Erdoğan ile muhafazalar toplum kesimlerinin arasını açmak 2019'a giderken Erdoğan karşıtı çevrelerin elinde kalan neredeyse tek koz. .
Paylaş
Erdoğan ile muhafazalar toplum kesimlerinin arasını açmak 2019'a giderken Erdoğan karşıtı çevrelerin elinde kalan neredeyse tek koz. Ne kadar çabalasalar da kağıt üzerinde bir araya getirdikleri seçmenlerin oyunu alacak bir aday bulamayacaklarını biliyorlar. Bir kişinin AK Parti'den bir miktar oy kopartıp üstüne CHP, HDP ve Akşener'in İP'sinin seçmenin tamamının oyunu alması mümkün değil. Hemen hemen her toplum kesiminden oy alacak bir aday bulamayacaklarını çok iyi biliyorlar. Kısaca boşa koyuyorlar dolmuyor.
Hal böyle olunca doluyu boşaltalım diye düşünüyorlar. Madem Erdoğan'ınki kadar geniş bir seçmen tabanını konsolide edemiyoruz o zaman Erdoğan'ın desteğini bölelim. Üstelik öyle bir yerden bölelim ki başkaca operasyona, ameliyata gerek kalmasın. Erdoğan'ın desteğini en sağlam olduğu yerden, muhafazakar toplum kesimlerinden bölersek 2019'da Erdoğan'ın seçilmesini engelleriz diye düşünüyorlar.
Bir süredir dini konular etrafında yapılan tartışmaların, yapay gündemlerin, arşivlerin kapağının açılmasının nedeni bu.
Muhafazakar mahallede bir tedirginlik ve rahatsızlık yaratmak. 'Erdoğan'ın cumhurbaşkanlığı ve AK Parti'nin iktidarı dindarmuhafazakarlar için aslında o kadar da iyi bir şey değil' algısını dolaşıma sokmak.

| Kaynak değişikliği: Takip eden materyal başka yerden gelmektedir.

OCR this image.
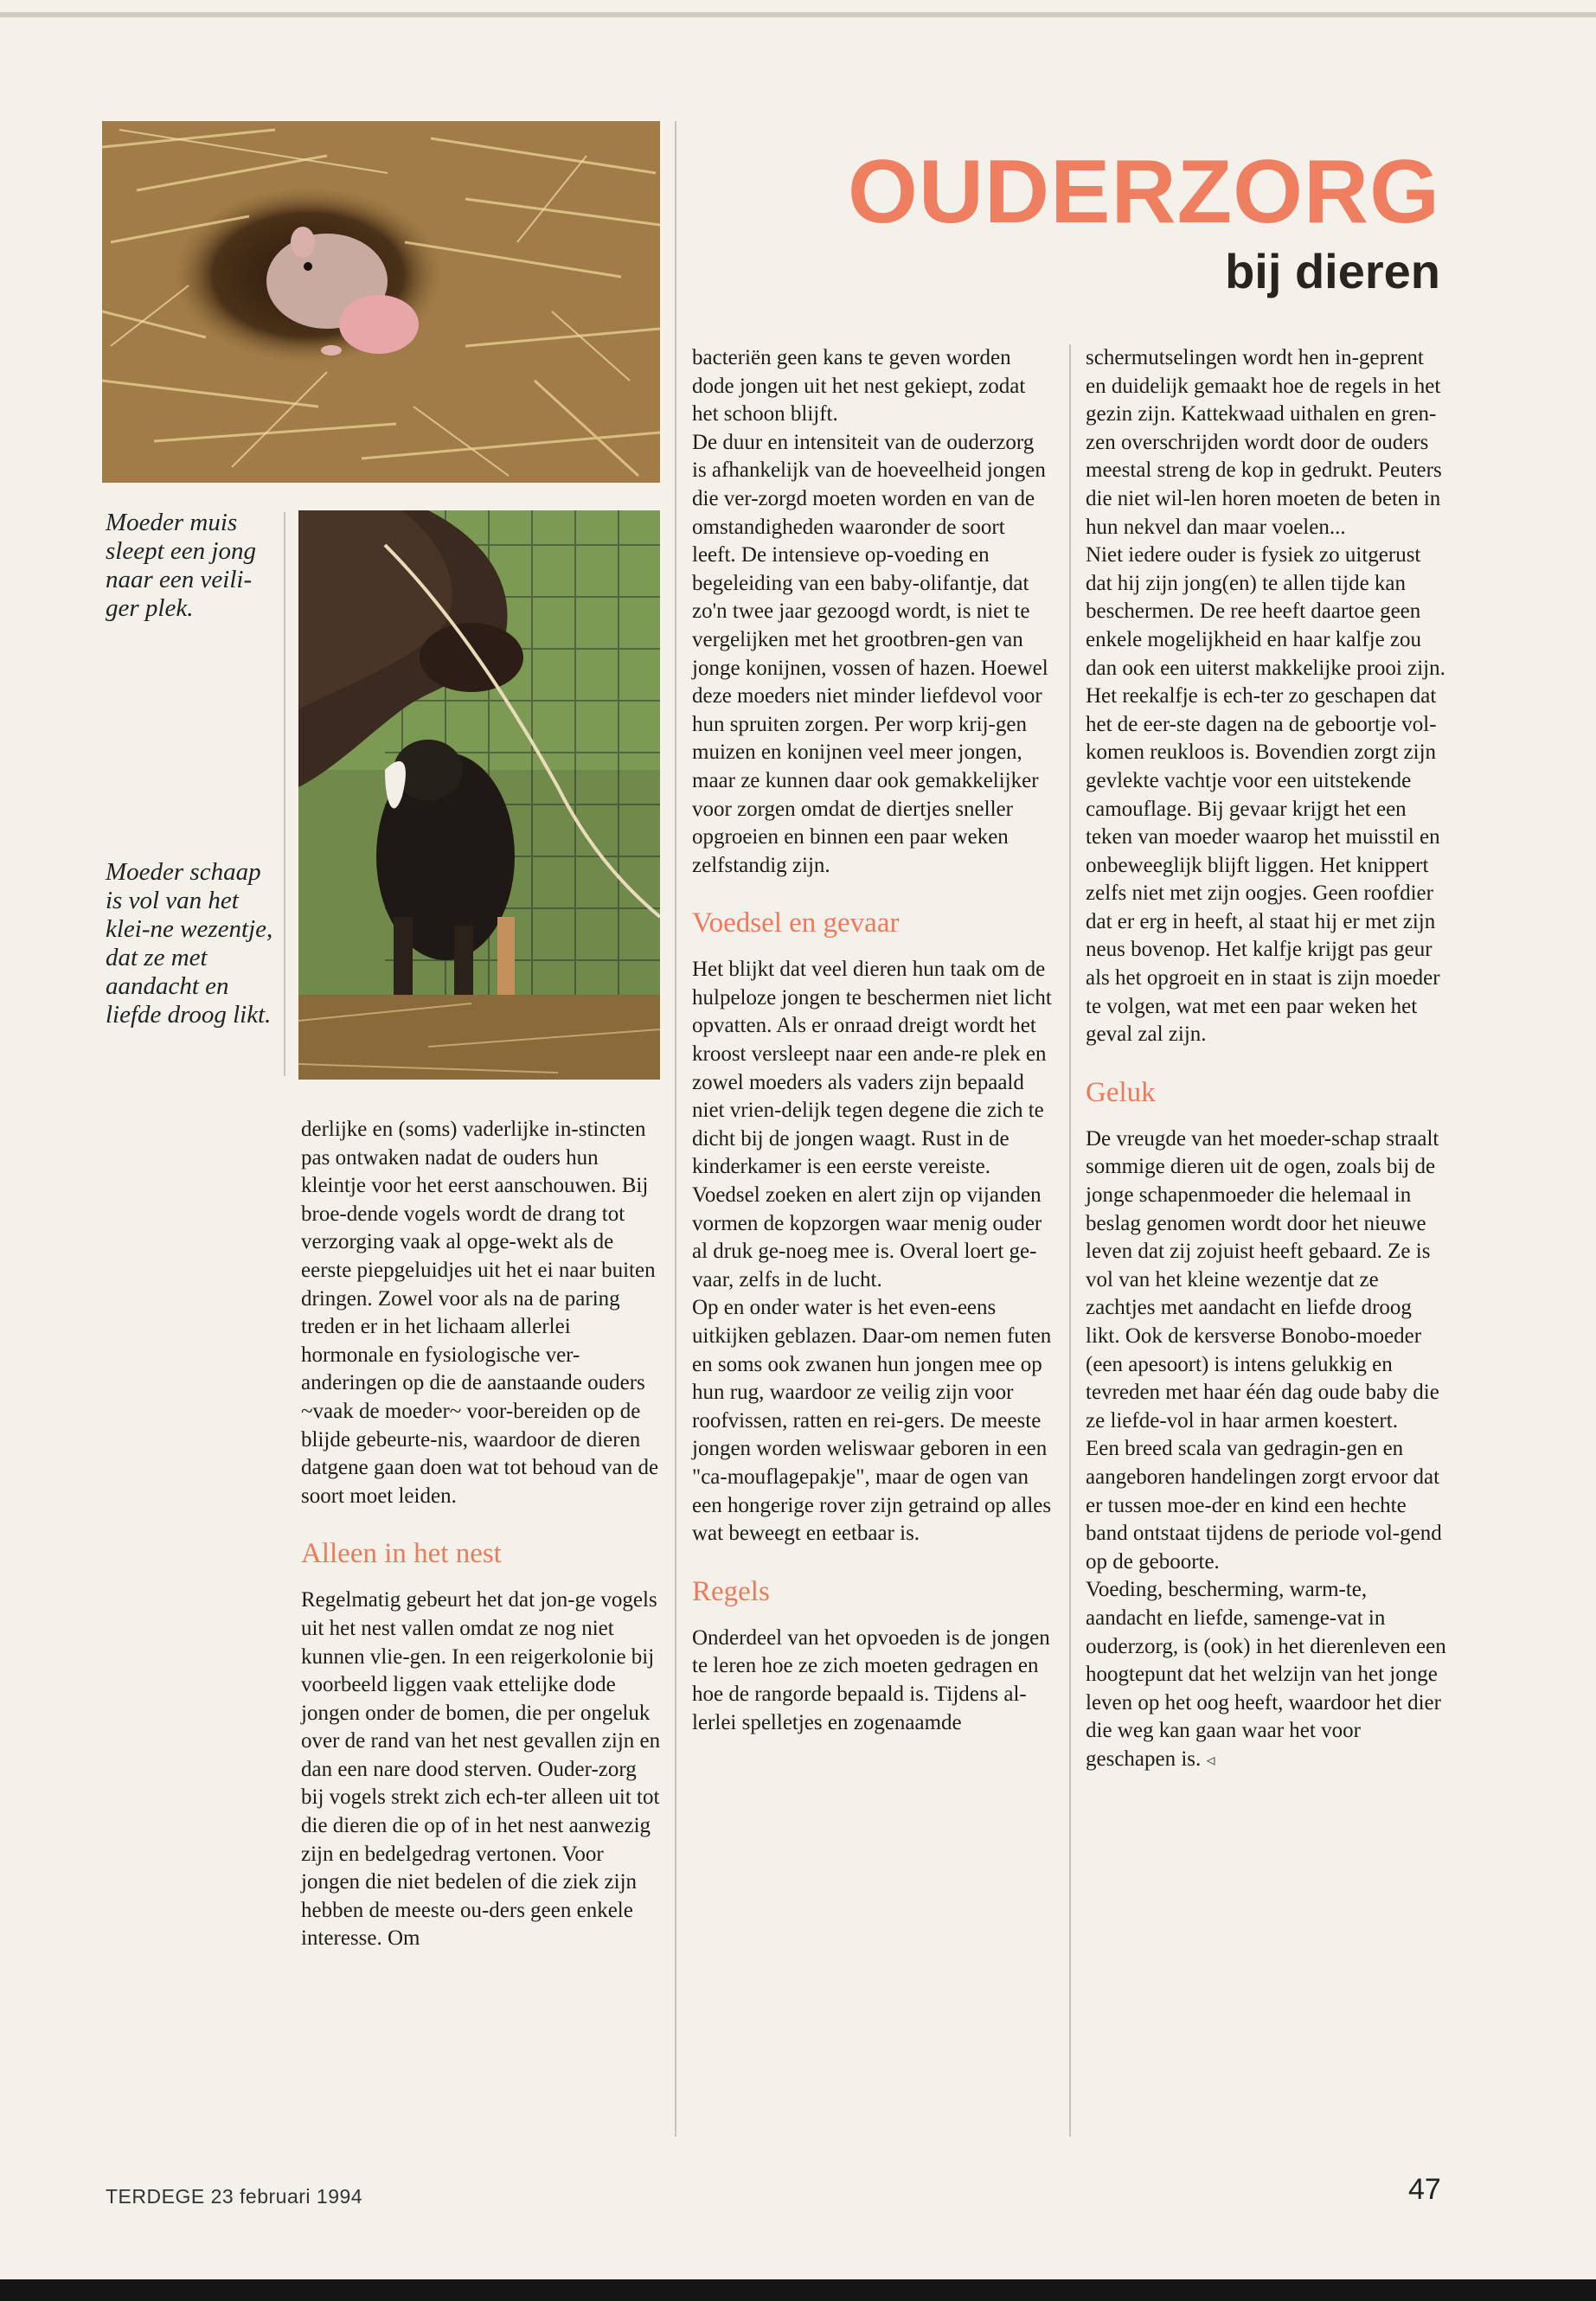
Moeder muis sleept een jong naar een veili-ger plek.
Moeder schaap is vol van het klei-ne wezentje, dat ze met aandacht en liefde droog likt.
OUDERZORG
bij dieren

derlijke en (soms) vaderlijke in-stincten pas ontwaken nadat de ouders hun kleintje voor het eerst aanschouwen. Bij broe-dende vogels wordt de drang tot verzorging vaak al opge-wekt als de eerste piepgeluidjes uit het ei naar buiten dringen. Zowel voor als na de paring treden er in het lichaam allerlei hormonale en fysiologische ver-anderingen op die de aanstaande ouders ~vaak de moeder~ voor-bereiden op de blijde gebeurte-nis, waardoor de dieren datgene gaan doen wat tot behoud van de soort moet leiden.

Alleen in het nest

Regelmatig gebeurt het dat jon-ge vogels uit het nest vallen omdat ze nog niet kunnen vlie-gen. In een reigerkolonie bij voorbeeld liggen vaak ettelijke dode jongen onder de bomen, die per ongeluk over de rand van het nest gevallen zijn en dan een nare dood sterven. Ouder-zorg bij vogels strekt zich ech-ter alleen uit tot die dieren die op of in het nest aanwezig zijn en bedelgedrag vertonen. Voor jongen die niet bedelen of die ziek zijn hebben de meeste ou-ders geen enkele interesse. Om

bacteriën geen kans te geven worden dode jongen uit het nest gekiept, zodat het schoon blijft.

De duur en intensiteit van de ouderzorg is afhankelijk van de hoeveelheid jongen die ver-zorgd moeten worden en van de omstandigheden waaronder de soort leeft. De intensieve op-voeding en begeleiding van een baby-olifantje, dat zo'n twee jaar gezoogd wordt, is niet te vergelijken met het grootbren-gen van jonge konijnen, vossen of hazen. Hoewel deze moeders niet minder liefdevol voor hun spruiten zorgen. Per worp krij-gen muizen en konijnen veel meer jongen, maar ze kunnen daar ook gemakkelijker voor zorgen omdat de diertjes sneller opgroeien en binnen een paar weken zelfstandig zijn.

Voedsel en gevaar

Het blijkt dat veel dieren hun taak om de hulpeloze jongen te beschermen niet licht opvatten. Als er onraad dreigt wordt het kroost versleept naar een ande-re plek en zowel moeders als vaders zijn bepaald niet vrien-delijk tegen degene die zich te dicht bij de jongen waagt. Rust in de kinderkamer is een eerste vereiste.

Voedsel zoeken en alert zijn op vijanden vormen de kopzorgen waar menig ouder al druk ge-noeg mee is. Overal loert ge-vaar, zelfs in de lucht.

Op en onder water is het even-eens uitkijken geblazen. Daar-om nemen futen en soms ook zwanen hun jongen mee op hun rug, waardoor ze veilig zijn voor roofvissen, ratten en rei-gers. De meeste jongen worden weliswaar geboren in een "ca-mouflagepakje", maar de ogen van een hongerige rover zijn getraind op alles wat beweegt en eetbaar is.

Regels

Onderdeel van het opvoeden is de jongen te leren hoe ze zich moeten gedragen en hoe de rangorde bepaald is. Tijdens al-lerlei spelletjes en zogenaamde

schermutselingen wordt hen in-geprent en duidelijk gemaakt hoe de regels in het gezin zijn. Kattekwaad uithalen en gren-zen overschrijden wordt door de ouders meestal streng de kop in gedrukt. Peuters die niet wil-len horen moeten de beten in hun nekvel dan maar voelen...

Niet iedere ouder is fysiek zo uitgerust dat hij zijn jong(en) te allen tijde kan beschermen. De ree heeft daartoe geen enkele mogelijkheid en haar kalfje zou dan ook een uiterst makkelijke prooi zijn. Het reekalfje is ech-ter zo geschapen dat het de eer-ste dagen na de geboortje vol-komen reukloos is. Bovendien zorgt zijn gevlekte vachtje voor een uitstekende camouflage. Bij gevaar krijgt het een teken van moeder waarop het muisstil en onbeweeglijk blijft liggen. Het knippert zelfs niet met zijn oogjes. Geen roofdier dat er erg in heeft, al staat hij er met zijn neus bovenop. Het kalfje krijgt pas geur als het opgroeit en in staat is zijn moeder te volgen, wat met een paar weken het geval zal zijn.

Geluk

De vreugde van het moeder-schap straalt sommige dieren uit de ogen, zoals bij de jonge schapenmoeder die helemaal in beslag genomen wordt door het nieuwe leven dat zij zojuist heeft gebaard. Ze is vol van het kleine wezentje dat ze zachtjes met aandacht en liefde droog likt. Ook de kersverse Bonobo-moeder (een apesoort) is intens gelukkig en tevreden met haar één dag oude baby die ze liefde-vol in haar armen koestert.

Een breed scala van gedragin-gen en aangeboren handelingen zorgt ervoor dat er tussen moe-der en kind een hechte band ontstaat tijdens de periode vol-gend op de geboorte.

Voeding, bescherming, warm-te, aandacht en liefde, samenge-vat in ouderzorg, is (ook) in het dierenleven een hoogtepunt dat het welzijn van het jonge leven op het oog heeft, waardoor het dier die weg kan gaan waar het voor geschapen is. ◃

TERDEGE 23 februari 1994	47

Tabii muhafazalar-dindar bünyeden parça koparmak için kopan parçaya bir de adres bulmak gerekiyor. Savrulanların toplanacağı şişirme de olsa bir odak lazım. 28 Şubat'ın medyasının birden Saadet Partisi sevgisinin artması, sanıkların avukatlığını yaptığı için neredeyse Sivas provakasyonundan tek başına mesul tuttukları Temel Karamollaoğlu'nun birden ne kadar iyi bir siyasetçi olduğunu keşfetmeleri boşuna değil. Tabii ki bu karşılıklı bir sevgi; Temel bey ve partisi de birden ısını verdi 28 Şubat medyasına.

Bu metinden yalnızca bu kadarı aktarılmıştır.